3D Animation Technical Styles

There are a wide range of approaches to achieving 3D computer animation, each with its own pros and cons. In this blog I summarize many of the common approaches, and then talk about how you may combine the different approaches into a real project. As a hobbyist, I personally to focus on free solutions that are available, even though they are often of lower quality.

Animating Objects

3D animation platforms (Unreal Engine, Unity, NVIDIA Omniverse, Blender, DAZ Studio, iCLone, Maya, … there is a long list) maintain 3D position, rotation, and scale of objects. If animating a bouncing ball for example, the simplest form of animation is to have a curve showing the path of the ball as it bounces along the ground. Better however is to introduce some squish and stretch for the ball — when it hits the ground, it squishes flat, when it rises into the air again it stretches taller.

To achieve this with animation, you would change the position of a sphere over time, and you would also change the height and width scale factors so it looks shorter/taller at the appropriate times.

This changing of numeric values over time is the basis of animation. A bouncing ball would normally animate the position and scale values of the 3D object. It may also animate the rotation if the ball had a textured pattern.

Animating Characters

To animate a character, the normal way is to have a skeleton representing the bones of a character, inside a mesh representing the flesh and skin of the character. Each bone is attached to a parent bone, with the hips being the root of the character. Each bone maintains a rotation offset relative to the parent bone. So to move an arm, you rotate one bone joint at the shoulder, another bone joint at the elbow, and another at the wrist. The mesh then uses “weight painting” to associate parts of the mesh with bones, so when the bones move, the mesh near it moves.

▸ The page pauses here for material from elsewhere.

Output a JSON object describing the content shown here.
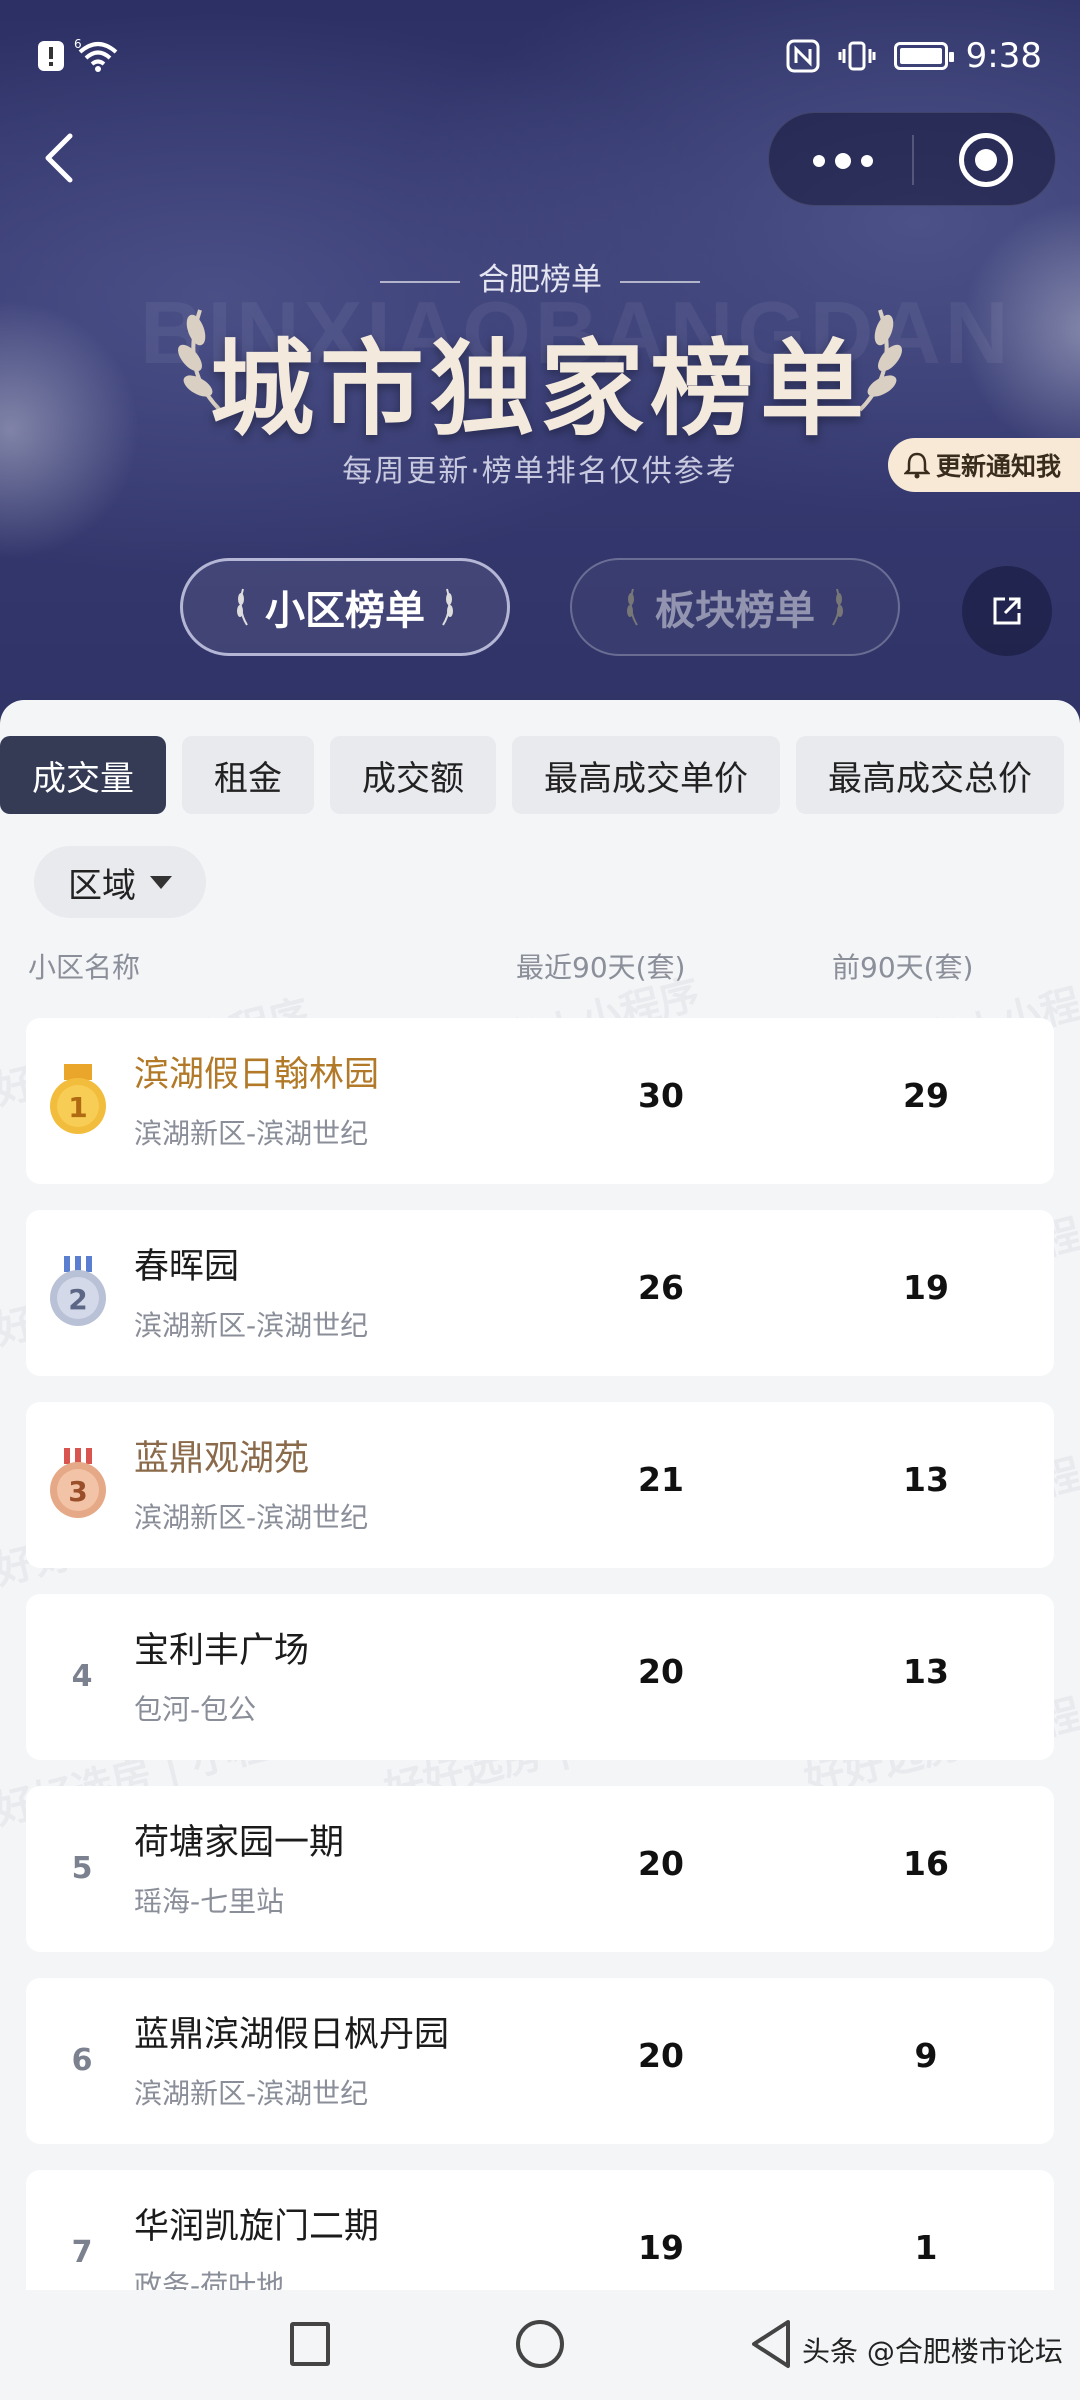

Here is an example of posing a character in VRoid Studio, free software for creating anime styled characters.

This means animating a character to walk can involve changing the rotation and position of many joints all at the same time. If you animate fingers, you have more than 15 joints to worry about in each hand. It can take a lot of time to do.

To reduce the effort for animators, there is a technique called Inverse Kinematics. The idea is you just move say the wrist of an arm, and computer works out how to move all the other joints to achieve that position for you. This reduces the animation effort and is useful if you want your character to hold a door handle for example. Getting all the bone rotations just right can be hard, so let the computer do the mathematics for you.

An animation clip for a character captures the rotations of various bone rotations or IK positions for a character over time, so the bones move when you play through the clip.

Retargeting Animation Clips

Once you create an animation clip, you may want to reuse it on multiple characters. For example, a walk cycle you may want to reuse on lots of people. This is where the concept of retargeting comes in. There is no mandatory standard for creating bone names when you create a character model, but the actual bones are modeled on humans – so you typically have upper and lower arms, upper and lower legs, and so on. This makes it feasible to map an animation clip designed for one character onto another. This process is called retargeting.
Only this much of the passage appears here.